In the case where the generals in command of the respective armies in Italy have concluded an armistice convention before the present one comes to their knowledge, that concluded by the aforementioned generals shall alone be executed, understanding that the evacuation of the five places stipulated in the first article shall take place in any case.

The five fortresses to be surrendered were Mantua, Peschiera, Legnano, Ferrara and Ancona. This had been a longstanding demand of First Consul Napoleon Bonaparte, resisted by Cobenzl until the very end. In light of the news of Treviso, the concession of Mantua was an "irretrievable blunder" caused by poor Habsburg communications.

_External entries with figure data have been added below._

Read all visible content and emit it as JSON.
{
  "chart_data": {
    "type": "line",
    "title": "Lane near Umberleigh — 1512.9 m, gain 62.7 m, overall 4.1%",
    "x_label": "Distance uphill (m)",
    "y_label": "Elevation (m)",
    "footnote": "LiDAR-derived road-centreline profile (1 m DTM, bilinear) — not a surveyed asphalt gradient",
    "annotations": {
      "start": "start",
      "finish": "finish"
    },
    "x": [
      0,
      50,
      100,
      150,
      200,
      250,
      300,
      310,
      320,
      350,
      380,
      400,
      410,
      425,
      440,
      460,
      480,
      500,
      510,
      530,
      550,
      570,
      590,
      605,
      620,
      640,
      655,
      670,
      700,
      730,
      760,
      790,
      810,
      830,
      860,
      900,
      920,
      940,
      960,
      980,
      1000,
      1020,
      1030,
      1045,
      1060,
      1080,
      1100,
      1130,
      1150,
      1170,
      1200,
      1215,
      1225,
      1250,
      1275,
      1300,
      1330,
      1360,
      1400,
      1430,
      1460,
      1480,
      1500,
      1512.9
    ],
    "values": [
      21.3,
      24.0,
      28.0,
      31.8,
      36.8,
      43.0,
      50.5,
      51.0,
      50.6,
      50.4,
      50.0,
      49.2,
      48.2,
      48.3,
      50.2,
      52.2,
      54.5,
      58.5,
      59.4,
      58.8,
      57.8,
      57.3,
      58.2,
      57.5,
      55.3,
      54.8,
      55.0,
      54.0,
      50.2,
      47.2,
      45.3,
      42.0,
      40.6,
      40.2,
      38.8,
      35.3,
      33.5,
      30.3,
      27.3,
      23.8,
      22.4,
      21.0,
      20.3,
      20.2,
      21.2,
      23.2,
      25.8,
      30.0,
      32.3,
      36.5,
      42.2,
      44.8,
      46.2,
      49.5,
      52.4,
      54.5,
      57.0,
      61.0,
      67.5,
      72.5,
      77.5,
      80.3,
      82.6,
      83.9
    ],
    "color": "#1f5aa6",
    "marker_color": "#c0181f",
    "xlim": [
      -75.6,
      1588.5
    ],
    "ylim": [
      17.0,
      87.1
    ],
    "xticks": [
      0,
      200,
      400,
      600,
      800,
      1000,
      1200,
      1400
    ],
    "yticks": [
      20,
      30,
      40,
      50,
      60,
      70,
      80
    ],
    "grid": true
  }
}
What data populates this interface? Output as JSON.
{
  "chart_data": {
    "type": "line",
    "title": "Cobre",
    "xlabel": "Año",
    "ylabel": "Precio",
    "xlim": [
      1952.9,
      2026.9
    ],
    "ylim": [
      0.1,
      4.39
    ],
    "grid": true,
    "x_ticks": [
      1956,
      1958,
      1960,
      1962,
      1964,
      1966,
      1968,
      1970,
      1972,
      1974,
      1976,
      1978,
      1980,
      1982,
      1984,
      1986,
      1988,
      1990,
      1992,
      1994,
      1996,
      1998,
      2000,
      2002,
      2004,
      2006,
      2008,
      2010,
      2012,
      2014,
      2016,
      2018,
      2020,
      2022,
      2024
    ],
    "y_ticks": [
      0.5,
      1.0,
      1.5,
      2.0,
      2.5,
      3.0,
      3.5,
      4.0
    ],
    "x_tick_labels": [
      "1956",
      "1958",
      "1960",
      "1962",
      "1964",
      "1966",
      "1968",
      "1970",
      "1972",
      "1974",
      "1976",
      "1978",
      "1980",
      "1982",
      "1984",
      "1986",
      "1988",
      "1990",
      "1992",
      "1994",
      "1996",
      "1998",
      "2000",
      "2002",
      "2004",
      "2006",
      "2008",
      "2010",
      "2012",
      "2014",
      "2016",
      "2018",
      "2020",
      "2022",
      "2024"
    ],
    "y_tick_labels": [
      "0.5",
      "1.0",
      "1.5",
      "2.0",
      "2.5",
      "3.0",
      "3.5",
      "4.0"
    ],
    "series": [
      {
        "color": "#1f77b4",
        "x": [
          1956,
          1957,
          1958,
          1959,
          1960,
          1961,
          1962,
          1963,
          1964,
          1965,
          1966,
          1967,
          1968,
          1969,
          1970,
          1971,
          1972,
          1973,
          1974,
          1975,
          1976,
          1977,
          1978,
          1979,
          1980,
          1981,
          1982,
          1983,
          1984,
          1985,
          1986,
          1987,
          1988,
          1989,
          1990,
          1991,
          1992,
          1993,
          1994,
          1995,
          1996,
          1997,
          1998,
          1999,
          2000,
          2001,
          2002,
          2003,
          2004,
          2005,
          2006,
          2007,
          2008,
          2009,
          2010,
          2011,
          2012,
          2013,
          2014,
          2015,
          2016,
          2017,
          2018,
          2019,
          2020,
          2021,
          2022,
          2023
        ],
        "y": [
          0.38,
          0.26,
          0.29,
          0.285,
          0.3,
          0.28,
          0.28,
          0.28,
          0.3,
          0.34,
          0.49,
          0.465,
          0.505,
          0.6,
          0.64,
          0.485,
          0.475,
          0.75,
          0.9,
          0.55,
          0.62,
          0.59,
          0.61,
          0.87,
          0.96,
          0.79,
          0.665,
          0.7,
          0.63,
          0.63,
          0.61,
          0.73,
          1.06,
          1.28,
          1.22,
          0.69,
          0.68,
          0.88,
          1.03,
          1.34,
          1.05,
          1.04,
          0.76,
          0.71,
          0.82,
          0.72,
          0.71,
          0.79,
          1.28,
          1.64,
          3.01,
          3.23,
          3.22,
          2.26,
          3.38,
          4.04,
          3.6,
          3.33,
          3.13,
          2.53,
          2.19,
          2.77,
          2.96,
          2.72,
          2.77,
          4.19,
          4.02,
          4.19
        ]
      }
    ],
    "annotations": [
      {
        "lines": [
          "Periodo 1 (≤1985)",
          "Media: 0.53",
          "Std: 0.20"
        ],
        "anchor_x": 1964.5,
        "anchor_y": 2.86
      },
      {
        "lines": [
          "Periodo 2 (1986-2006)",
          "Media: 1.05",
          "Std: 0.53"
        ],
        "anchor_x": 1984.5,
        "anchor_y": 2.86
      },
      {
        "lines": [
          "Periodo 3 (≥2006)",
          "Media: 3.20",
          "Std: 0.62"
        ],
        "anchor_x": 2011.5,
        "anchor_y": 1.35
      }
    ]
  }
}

General Joachim Murat defeated the Neapolitan army in Tuscany. The latter country was saved from occupation by the intervention of the pro-French Russian Tsar, but in the subsequent Armistice of Folgano was forced to withdraw from the coalition and close its ports to British ships. Austria was therefore isolated and under great pressure concluded the Treaty of Lunéville with France on 9 February 1801. This included the ceding of Mantua to France and the withdrawal of Austria from the war of the second coalition. This left the British to continue the war alone until they themselves concluded peace in the 1802 Treaty of Amiens.

Napoleon was displeased with the armistice, which came as a surprise to him. Murat's troops were almost within striking distance of Mantua at the time it was concluded. Napoleon's disapproval was such that he never again granted Brune an important command.